I’ve tried to figure out how IK solvers work, but when googling for it I mostly find extremely long documents talking about IK with several joints, while I’m looking for the simplest form of IK possible. So if anyone knows of a video that explains how IK works under the hood with visualizations, that would be awesome

EDIT: Oh I forgot one important thing, the end effector will only need to move in two axises (Y/X - up/down & forward/backward). So it would actually be a 2D IK.

#2

Cult of Rig goes through making a basic IK solver using Maya nodes

#3

Yes, I’ve played around with fake 3-joint IK chains with various constraint setups. I think I’ve used a few in production, too, for various reasons, like a really nice hind leg for dogs that was super easy to animate from sitting to standing, to rearing up on the hind legs. That was sort of a mix of IK and aim constraints and such. I also faked IK arms and legs in 2D in Flash back around 2002 using simple trig. It was for a 2D girl dancer who was intended to dance along with music, using a Winamp plugin that could play Flash movies, and send IIRC high, mid, and low frequency values to the flash movie as variables. I did manage to make a bouncing car, which added thrust to the wheels for bouncing based on the intensity of the bass line, and I got the girl to a point of being fully posable (like a jointed paper doll), but I didn’t finish the full, dancing version of her for use with the plugin. It was just a toy project, right before I got my first industry job.

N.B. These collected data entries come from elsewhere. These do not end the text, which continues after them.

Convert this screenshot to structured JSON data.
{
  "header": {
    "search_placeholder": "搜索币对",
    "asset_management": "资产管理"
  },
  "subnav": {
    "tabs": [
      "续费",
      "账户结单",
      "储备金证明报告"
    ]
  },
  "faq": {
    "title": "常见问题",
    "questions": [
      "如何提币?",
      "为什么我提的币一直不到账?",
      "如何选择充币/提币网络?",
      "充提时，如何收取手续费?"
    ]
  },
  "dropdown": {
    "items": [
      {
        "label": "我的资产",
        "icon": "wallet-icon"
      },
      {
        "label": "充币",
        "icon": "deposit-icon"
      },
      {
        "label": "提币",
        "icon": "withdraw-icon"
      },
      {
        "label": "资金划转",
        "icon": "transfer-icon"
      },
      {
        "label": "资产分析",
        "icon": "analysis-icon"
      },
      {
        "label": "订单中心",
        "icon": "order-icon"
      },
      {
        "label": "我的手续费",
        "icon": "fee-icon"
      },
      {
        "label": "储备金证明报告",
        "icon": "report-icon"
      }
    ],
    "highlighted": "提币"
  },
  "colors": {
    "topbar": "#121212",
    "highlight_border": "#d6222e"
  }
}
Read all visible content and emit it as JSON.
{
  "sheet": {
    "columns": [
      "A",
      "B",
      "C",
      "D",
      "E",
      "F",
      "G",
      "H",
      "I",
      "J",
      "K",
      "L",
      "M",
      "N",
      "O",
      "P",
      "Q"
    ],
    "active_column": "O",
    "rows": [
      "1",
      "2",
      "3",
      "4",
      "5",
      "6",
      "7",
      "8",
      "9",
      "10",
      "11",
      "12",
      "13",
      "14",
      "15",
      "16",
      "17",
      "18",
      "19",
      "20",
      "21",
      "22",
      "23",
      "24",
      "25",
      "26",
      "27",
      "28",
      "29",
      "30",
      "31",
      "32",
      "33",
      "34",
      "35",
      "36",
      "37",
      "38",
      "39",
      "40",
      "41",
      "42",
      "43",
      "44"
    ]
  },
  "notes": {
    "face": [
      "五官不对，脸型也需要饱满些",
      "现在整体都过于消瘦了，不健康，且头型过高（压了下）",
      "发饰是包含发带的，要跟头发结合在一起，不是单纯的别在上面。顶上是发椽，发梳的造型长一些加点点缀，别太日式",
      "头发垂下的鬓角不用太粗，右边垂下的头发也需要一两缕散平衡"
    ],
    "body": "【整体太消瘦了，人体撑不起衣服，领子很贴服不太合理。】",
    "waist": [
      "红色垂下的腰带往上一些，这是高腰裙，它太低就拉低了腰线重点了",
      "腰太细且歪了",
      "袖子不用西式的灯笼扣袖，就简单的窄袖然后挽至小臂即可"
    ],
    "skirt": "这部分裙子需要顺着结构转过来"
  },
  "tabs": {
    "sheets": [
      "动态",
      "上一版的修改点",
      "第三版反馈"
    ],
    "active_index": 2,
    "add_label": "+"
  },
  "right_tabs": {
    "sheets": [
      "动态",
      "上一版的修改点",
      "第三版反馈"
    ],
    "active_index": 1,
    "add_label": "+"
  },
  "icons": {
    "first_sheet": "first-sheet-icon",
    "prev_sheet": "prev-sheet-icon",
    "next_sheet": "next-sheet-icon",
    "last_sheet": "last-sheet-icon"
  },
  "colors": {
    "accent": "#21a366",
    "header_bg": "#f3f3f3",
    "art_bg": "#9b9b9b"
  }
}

ISTR that many-joint IK chains are a difficult problem, mathematically speaking, and so, yes, they inspire large research papers into better/faster solutions/approximations, which may be what you’ve found.

#4

A two-bone IK system is absolutely constructable from default Maya nodes, and in the majority of circumstances, I prefer doing just that (Maya’s IK handles are kind of bad).

You have two lines. Draw another line - you have a triangle. This is now a school-level geometry problem. You in particular only need it in 2D, and that makes it even easier. Get the vector between the start and the endpoint, and divide by 2 to get the midpoint (recommend plusMinusAverage and MultiplyDivide). Now the angle of your joint (theta) is given through basic trig from the distance to midpoint (L) and length of your joint (H), as inverseCos(L/H).

The above only works for systems where joint lengths are equal - the condition you want to satisfy is that the two joints for hypotenuses of two right triangles - it may be that the boundary between them lies somewhere other than the midpoint on the vector.

In short, make triangles.